Le voyage du mercredi soir me conduit jusqu’à Heiden, via le col de Ricken, une partie du Toggenburg, la Wasserfluh et l’Appenzellerland. Même de nuit, ce voyage est varié.

Bien que j’aie mentionné cela déjà à quelques reprises, je voudrais le répéter : une église rayonnant dans la nuit dans une chaude lumière est attrayante et engageante. L’accueil chaleureux et joyeux des frères et sœurs intensifie ce sentiment. Des lumières de différentes tailles et formes brillent dans toute l’église. Toute la communauté a participé à la décoration, appliquant ainsi particulièrement la devise de cette année « Ensemble en Christ », comme on peut le voir sur les photos. Je suis particulièrement impressionné et réjoui par le chœur et l’orchestre. L’apôtre Matthias Pfützner m’accompagne. Un prêtre est confirmé dans son ministère pour la communauté de Heiden.
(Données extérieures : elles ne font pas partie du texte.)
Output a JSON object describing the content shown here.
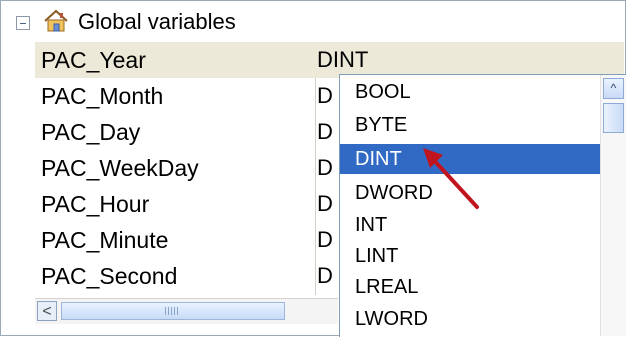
{
  "tree": {
    "expander_symbol": "⊟",
    "title": "Global variables",
    "icon": "home-icon"
  },
  "rows": [
    {
      "name": "PAC_Year",
      "type": "DINT",
      "selected": true
    },
    {
      "name": "PAC_Month",
      "type": "D"
    },
    {
      "name": "PAC_Day",
      "type": "D"
    },
    {
      "name": "PAC_WeekDay",
      "type": "D"
    },
    {
      "name": "PAC_Hour",
      "type": "D"
    },
    {
      "name": "PAC_Minute",
      "type": "D"
    },
    {
      "name": "PAC_Second",
      "type": "D"
    }
  ],
  "dropdown": {
    "options": [
      "BOOL",
      "BYTE",
      "DINT",
      "DWORD",
      "INT",
      "LINT",
      "LREAL",
      "LWORD"
    ],
    "selected": "DINT"
  },
  "scrollbar": {
    "left_arrow": "<",
    "up_arrow": "^"
  },
  "colors": {
    "selection": "#316ac5",
    "row_selected_bg": "#ece9d8",
    "annotation_arrow": "#c0141e"
  }
}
Cette semaine, l’évêque Reto Keller et moi-même nous déplaçons pour notre réunion hebdomadaire dans un lieu inhabituel. Dans le train de Zurich à Lugano, nous discutons les sujets portés à l’ordre du jour. Après avoir accusé calmement le retard du train de près d’une heure, nous poursuivons la rencontre avec l’apôtre Rolf Camenzind, à Lugano. Le voyage de retour s’interrompt brusquement à la gare d’Arth-Goldau : un claquement et il fait nuit noire dans le train, avant qu’un éclairage de secours nous donne un peu de lumière. Mais le voyage se termine ici. Tous les passagers sont évacués par une seule et unique porte. Le Voralpen-Express, par le col du Sattel, et le S-Bahn nous ramènent finalement à la maison.

Le cantique intitulé « Prenez donc patience » (RC 151) illustre bien les journées à venir. C’est avec beaucoup d’impatience que je me rends à l’aéroport le vendredi matin. Peu avant Noël, il est prévu de rendre visite aux frères et sœurs des communautés roumaines d’Oravița et de Timișoara. Oui, vous avez bien lu : prévu ! Les premières complications se présentent déjà à Zurich. Avec un retard de près de deux heures, nous décollons dans un tourbillon de neige en direction de Munich. Mais il faut se rendre à l’évidence : le vol de correspondance pour Timișoara a simplement disparu, comme on le craignait. Le chaos règne à l’aéroport de Munich. En raison des conditions météorologiques et du manque de personnel pour cause de maladie, de nombreux vols sont supprimés. Nous apprenons que le soir, à 21 h 40, il y aurait un autre vol. Je rejoins donc en toute confiance une colonne de passagers, longue de quelques centaines de mètres, qui font la queue aux guichets du Lufthansa Service Center. Si j’avais su à quel moment ce serait enfin mon tour, je ne me serais pas engagé dans cette file d’attente.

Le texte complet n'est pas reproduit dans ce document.